Os resultados destacam ainda que apenas metade dos inquiridos compreende o sofrimento que está a viver. Os mais jovens são os que parecem ter maior consciência desse sofrimento, o que os leva a recorrer a outras práticas que não a fé religiosa (ir à missa ou rezar). “Têm acesso a mais informação, por isso racionalizam mais. Usam a internet para elucidar dúvidas, desconstruir medos, procurar redes de apoio e encontrar respostas sobre a sintomologia e os tratamentos da doença. Como têm várias áreas de interesse acabam por olhar para a vida de forma diferente”, esclarece Paula Encarnação. Apesar de os participantes se mostrarem insatisfeitos com os acontecimentos relacionados com a doença, é através da consciencialização do seu sofrimento que conseguem atribuir novos significados à sua vida e apostar nas ferramentas necessárias para superar com dignidade situações angustiantes. 
 
Concluiu-se igualmente que metade dos inquiridos encara o sofrimento como uma fonte de crescimento e aprendizagem e que sete em cada dez afirma “dar agora mais valor às coisas realmente importantes”. Por outro lado, 80% dos doentes consideram que a EM é um dos motivos pelo qual se sentem discriminados pela sociedade. Em termos interpessoais, constata-se maior proximidade com familiares e amigos em 72% dos casos e com uma entidade divina em 37% dos casos.

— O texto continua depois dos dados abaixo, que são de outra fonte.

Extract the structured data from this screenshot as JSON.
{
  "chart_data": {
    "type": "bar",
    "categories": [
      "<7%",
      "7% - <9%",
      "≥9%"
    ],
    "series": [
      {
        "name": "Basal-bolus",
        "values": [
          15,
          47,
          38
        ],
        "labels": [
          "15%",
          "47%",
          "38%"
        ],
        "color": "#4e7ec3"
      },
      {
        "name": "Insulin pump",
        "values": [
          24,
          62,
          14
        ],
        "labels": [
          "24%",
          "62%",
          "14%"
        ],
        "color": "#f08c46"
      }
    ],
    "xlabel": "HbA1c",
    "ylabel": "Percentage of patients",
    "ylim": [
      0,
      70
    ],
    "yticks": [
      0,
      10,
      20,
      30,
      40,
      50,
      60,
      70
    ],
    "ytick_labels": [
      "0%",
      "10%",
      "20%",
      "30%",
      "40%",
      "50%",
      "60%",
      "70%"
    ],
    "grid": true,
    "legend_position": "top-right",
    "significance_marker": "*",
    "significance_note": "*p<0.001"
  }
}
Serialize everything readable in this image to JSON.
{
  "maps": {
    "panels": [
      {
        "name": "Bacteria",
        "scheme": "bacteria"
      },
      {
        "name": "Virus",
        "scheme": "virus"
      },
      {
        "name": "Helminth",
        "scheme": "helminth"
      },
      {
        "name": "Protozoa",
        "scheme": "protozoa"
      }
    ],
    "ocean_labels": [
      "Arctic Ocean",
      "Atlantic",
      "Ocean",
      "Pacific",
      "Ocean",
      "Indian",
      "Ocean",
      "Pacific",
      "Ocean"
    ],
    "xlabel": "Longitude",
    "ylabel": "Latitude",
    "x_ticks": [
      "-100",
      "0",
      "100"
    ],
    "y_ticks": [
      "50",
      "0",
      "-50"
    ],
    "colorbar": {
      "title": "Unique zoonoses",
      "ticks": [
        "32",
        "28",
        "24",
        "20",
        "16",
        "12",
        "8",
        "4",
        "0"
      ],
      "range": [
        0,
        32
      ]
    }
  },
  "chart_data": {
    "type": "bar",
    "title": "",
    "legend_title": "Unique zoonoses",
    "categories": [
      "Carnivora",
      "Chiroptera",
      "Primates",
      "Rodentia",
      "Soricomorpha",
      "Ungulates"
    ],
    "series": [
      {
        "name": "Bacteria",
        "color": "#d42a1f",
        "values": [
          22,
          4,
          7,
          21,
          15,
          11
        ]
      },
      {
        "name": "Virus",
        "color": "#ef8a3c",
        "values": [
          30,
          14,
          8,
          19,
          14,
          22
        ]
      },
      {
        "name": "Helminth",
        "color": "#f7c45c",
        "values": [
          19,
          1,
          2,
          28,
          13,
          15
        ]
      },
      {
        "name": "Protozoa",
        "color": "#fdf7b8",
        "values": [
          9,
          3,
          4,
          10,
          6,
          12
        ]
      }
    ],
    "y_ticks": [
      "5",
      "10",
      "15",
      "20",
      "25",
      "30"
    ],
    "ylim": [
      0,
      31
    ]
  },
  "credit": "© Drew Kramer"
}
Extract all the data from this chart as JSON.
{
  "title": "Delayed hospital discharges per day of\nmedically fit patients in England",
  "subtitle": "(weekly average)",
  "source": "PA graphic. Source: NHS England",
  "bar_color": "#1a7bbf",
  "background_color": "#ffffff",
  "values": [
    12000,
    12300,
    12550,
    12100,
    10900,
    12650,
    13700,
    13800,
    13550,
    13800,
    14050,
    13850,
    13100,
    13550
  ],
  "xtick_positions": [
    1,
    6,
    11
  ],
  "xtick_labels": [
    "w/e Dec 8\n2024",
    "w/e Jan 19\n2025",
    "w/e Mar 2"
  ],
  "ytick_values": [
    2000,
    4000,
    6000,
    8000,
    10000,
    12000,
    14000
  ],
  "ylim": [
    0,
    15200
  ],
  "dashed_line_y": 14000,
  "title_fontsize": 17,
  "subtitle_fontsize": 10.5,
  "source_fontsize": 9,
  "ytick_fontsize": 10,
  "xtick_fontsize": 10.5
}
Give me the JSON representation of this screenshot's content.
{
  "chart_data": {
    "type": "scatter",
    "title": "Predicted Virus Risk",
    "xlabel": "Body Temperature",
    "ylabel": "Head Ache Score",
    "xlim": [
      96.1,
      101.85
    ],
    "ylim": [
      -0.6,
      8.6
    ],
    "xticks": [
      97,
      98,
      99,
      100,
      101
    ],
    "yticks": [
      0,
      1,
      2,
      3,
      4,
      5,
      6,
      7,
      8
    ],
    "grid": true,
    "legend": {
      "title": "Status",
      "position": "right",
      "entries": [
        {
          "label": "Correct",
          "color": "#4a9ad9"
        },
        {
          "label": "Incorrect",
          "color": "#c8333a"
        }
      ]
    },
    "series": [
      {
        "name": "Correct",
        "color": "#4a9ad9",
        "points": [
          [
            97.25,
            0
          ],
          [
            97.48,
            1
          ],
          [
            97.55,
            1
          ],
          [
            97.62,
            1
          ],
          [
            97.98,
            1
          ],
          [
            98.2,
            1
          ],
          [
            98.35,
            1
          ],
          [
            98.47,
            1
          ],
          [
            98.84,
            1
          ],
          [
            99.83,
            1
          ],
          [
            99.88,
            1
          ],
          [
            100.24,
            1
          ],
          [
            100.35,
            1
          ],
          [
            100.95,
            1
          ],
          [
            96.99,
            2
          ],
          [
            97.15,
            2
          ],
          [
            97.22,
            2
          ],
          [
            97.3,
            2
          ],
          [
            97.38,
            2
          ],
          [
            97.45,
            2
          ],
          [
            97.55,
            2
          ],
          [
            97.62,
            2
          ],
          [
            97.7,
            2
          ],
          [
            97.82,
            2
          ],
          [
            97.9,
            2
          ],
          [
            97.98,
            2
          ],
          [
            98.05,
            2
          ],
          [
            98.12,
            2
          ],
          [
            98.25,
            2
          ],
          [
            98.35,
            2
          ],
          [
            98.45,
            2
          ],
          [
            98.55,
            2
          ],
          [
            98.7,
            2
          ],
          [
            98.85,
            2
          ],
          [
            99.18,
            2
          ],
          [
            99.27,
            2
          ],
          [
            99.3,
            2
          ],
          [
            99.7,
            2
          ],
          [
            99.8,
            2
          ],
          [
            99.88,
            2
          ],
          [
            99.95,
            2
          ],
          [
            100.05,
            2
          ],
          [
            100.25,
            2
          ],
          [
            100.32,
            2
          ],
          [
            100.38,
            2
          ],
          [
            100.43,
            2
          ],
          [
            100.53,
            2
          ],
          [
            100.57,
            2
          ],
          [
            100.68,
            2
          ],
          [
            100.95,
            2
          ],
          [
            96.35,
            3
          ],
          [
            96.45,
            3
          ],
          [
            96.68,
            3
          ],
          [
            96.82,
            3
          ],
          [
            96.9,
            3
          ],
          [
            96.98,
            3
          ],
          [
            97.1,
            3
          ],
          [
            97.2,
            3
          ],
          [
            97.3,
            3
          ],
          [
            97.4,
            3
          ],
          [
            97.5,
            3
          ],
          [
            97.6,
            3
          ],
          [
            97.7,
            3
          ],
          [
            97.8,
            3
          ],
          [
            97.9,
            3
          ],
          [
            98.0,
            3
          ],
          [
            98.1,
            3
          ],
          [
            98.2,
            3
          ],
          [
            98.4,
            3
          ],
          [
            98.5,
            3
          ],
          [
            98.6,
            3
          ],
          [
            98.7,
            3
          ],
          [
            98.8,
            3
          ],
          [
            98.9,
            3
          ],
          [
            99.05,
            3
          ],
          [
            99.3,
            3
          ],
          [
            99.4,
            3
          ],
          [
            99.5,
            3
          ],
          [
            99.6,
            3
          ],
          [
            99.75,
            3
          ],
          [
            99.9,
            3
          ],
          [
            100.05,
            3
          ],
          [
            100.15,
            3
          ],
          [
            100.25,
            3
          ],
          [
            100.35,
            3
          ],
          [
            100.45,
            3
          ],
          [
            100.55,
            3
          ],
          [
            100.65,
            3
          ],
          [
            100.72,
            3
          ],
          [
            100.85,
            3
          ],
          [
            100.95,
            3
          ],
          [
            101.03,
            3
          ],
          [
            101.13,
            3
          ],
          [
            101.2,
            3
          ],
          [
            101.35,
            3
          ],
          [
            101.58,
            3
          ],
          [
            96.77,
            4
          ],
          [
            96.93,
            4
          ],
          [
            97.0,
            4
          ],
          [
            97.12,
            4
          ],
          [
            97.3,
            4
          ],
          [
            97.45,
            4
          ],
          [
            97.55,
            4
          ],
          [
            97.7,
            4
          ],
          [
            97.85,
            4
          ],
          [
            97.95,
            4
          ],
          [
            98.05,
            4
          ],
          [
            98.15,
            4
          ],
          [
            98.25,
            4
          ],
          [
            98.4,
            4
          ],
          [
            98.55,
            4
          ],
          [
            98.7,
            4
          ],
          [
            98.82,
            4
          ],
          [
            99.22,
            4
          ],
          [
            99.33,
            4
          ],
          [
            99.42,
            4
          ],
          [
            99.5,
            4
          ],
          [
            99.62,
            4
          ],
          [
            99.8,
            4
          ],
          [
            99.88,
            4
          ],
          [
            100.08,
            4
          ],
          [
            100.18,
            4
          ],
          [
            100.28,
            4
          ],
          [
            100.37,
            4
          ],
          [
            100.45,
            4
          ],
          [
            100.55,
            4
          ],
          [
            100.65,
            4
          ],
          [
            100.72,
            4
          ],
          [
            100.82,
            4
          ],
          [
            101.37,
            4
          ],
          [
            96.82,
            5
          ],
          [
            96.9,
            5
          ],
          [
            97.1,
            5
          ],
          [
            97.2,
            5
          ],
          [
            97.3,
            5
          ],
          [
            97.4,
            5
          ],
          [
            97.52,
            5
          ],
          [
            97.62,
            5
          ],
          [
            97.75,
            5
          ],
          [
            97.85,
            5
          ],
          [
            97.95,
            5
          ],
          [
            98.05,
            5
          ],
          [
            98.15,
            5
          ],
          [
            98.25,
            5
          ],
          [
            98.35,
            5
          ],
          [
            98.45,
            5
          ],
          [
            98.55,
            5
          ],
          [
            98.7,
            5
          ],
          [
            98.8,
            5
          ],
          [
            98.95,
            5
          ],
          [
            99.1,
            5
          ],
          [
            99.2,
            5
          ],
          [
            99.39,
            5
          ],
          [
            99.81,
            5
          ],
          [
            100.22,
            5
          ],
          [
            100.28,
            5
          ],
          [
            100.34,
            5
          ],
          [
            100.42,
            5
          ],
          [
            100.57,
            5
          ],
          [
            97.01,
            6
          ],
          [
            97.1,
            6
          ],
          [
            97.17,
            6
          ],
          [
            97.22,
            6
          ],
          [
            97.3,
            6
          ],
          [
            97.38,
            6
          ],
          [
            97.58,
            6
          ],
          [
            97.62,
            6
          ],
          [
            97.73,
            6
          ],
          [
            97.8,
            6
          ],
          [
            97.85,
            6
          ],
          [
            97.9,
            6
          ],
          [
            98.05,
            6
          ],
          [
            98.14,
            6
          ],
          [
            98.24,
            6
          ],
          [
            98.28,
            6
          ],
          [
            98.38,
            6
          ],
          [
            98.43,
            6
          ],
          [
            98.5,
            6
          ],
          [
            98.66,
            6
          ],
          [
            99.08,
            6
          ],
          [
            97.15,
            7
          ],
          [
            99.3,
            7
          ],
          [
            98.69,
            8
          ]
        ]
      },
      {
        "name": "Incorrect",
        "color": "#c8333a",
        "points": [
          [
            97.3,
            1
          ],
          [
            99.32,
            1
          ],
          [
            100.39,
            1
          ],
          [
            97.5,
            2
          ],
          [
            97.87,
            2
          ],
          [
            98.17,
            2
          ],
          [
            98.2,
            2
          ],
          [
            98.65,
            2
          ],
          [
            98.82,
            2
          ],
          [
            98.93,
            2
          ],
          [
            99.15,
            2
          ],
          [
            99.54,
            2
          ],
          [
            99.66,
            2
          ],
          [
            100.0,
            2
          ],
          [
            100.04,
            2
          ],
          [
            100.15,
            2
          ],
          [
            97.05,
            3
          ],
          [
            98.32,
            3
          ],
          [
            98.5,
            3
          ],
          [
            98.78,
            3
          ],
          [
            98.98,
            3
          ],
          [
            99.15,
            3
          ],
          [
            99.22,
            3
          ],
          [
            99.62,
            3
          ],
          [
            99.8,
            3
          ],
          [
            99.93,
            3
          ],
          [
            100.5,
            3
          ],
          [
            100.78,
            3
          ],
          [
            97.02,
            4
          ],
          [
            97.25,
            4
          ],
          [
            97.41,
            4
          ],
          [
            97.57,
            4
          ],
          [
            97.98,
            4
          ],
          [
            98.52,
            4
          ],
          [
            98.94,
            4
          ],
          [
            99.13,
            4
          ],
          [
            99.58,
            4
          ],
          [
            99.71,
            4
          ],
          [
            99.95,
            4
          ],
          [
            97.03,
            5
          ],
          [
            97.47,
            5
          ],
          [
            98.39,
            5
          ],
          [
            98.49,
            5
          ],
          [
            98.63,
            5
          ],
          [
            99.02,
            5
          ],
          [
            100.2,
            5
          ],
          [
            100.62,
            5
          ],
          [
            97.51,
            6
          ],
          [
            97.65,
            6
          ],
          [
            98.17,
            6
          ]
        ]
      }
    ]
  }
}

Instrumento para medir o sofrimento é pioneiro em Portugal
 
Desta investigação surgiu também um questionário capaz de medir o sofrimento através das dimensões ‘intrapessoal’, ‘interpessoal’, ‘consciencialização do sofrimento’ e ‘sofrimento espiritual’, que integram indicadores como a dor e a incapacidade física, a perda de autonomia, a alteração de papéis sociais no seio da família e da sociedade, o abandono de projetos pessoais, a não aceitação da sua condição, a perda de esperança e do significado da vida, entre outros. 
 
Aplicado junto de 250 pessoas com EM, fibromialgia, artrite invalidante ou em cuidados paliativos, o inquérito revelou que a consciencialização do sofrimento é a fase mais complicada, pois implica por parte do doente maior entendimento e aceitação da doença e das suas repercussões a médio e longo prazo. “A maioria encontra-se numa altura de vida ativa a nível profissional, o que é um problema porque, na realidade, a doença impede-os de trabalhar. Muitos vivem numa desilusão e frustração enorme porque não perspetivam um futuro em termos profissionais e de criação ou preservação da família, por exemplo”, reforça Paula Encarnação. 
 
Pioneiro em Portugal por avaliar várias vertentes em simultâneo, o inquérito está validado cientificamente e promete ajudar os profissionais de saúde a intervirem de forma mais eficaz nas dimensões que provocam mais sofrimento. Neste momento, o instrumento já despertou interesse a nível internacional, estando a ser traduzido para persa.
 

Sobre a esclerose múltipla
 
De acordo com a Federação Internacional de Esclerose Múltipla, estima-se que cerca de 2,5 milhões de pessoas em todo o mundo sofrem daquela doença, uma das mais comuns do sistema nervoso. Na Europa afeta mais de 400 mil indivíduos e em Portugal cerca de 5 mil. Esta patologia altamente incapacitante é provocada pela desmielinização das fibras nervosas do sistema nervoso central, levando ao aparecimento de um vasto quadro de sinais e sintomas. A faixa etária para o diagnóstico situa-se entre os 20 e os 40 anos de idade.